R code is automatically re-run whenever:
- Data or outputs that are inputs into R calculations are changed (unless Object Inspector > Properties > R CODE > Automatic is un-checked) (e.g., by changing Values or importing a revised data file).
- The R Code contains instructions for updating data files (see Automatically Updating R DataSets, Variables, and Outputs).
An R Item is a block of code written in the R Language.
When multiple R Outputs are selected, a table displaying the status of the selected R Items will be shown:
R Items that require updating will be greyed out. There are two buttons above the table:
- Update all these items updates all the selected R Items, regardless of whether they require updating.

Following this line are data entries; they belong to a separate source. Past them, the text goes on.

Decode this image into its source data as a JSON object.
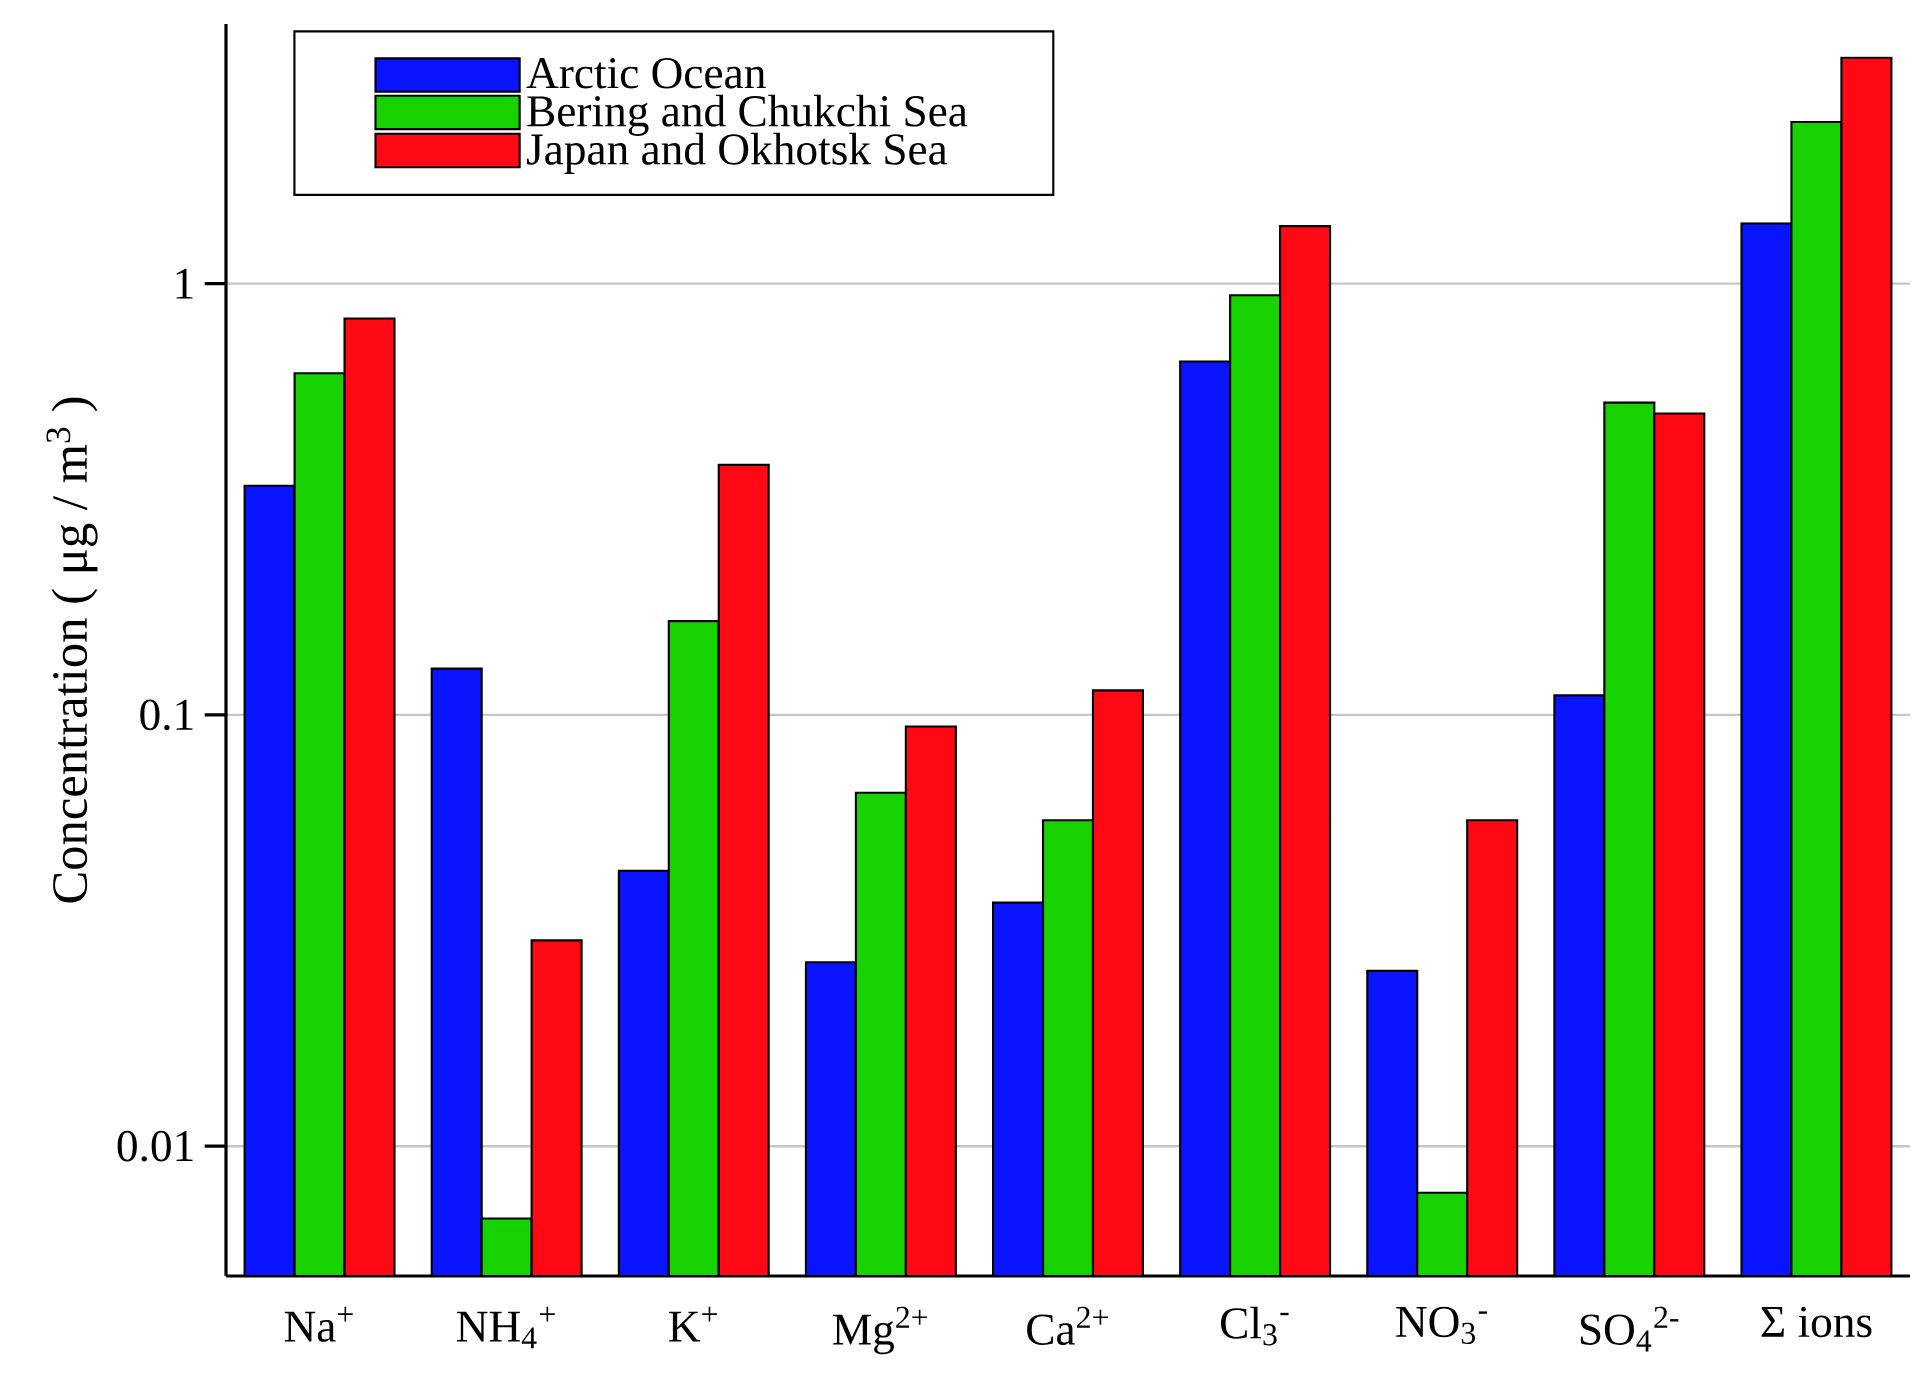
{
  "chart_data": {
    "type": "bar",
    "categories": [
      "Na$^{+}$",
      "NH$_{4}$$^{+}$",
      "K$^{+}$",
      "Mg$^{2+}$",
      "Ca$^{2+}$",
      "Cl$_{3}$$^{-}$",
      "NO$_{3}$$^{-}$",
      "SO$_{4}$$^{2-}$",
      "Σ ions"
    ],
    "series": [
      {
        "name": "Arctic Ocean",
        "color": "#0a14ff",
        "values": [
          0.34,
          0.128,
          0.0435,
          0.0267,
          0.0367,
          0.66,
          0.0255,
          0.111,
          1.38
        ]
      },
      {
        "name": "Bering and Chukchi Sea",
        "color": "#18d200",
        "values": [
          0.62,
          0.0068,
          0.165,
          0.066,
          0.057,
          0.94,
          0.0078,
          0.53,
          2.37
        ]
      },
      {
        "name": "Japan and Okhotsk Sea",
        "color": "#ff0a14",
        "values": [
          0.83,
          0.03,
          0.38,
          0.094,
          0.114,
          1.36,
          0.057,
          0.5,
          3.34
        ]
      }
    ],
    "ylabel": "Concentration ( μg / m$^{3}$ )",
    "log": "y",
    "ylim": [
      0.005,
      4
    ],
    "yticks": [
      0.01,
      0.1,
      1
    ],
    "grid": "y",
    "legend": "top left"
  }
}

- Update grey items updates only the the selected R Items that are greyed out.
R is an open-source language and there are plenty of free and paid for trainings available online, thus we do not provide formal R training through Q or Displayr. We do have various examples of R code on our blog and wiki, including a Using R in Displayr - Video series that walks through various R coding examples within the context of Displayr/Q. While the videos are recorded using Displayr, all of the examples and code can be downloaded by Q users through links to the QPacks and used to follow along with the video.
R code is allowed to create temporary files, though they will be automatically deleted when it finishes. Temporary files cannot exceed 500MB.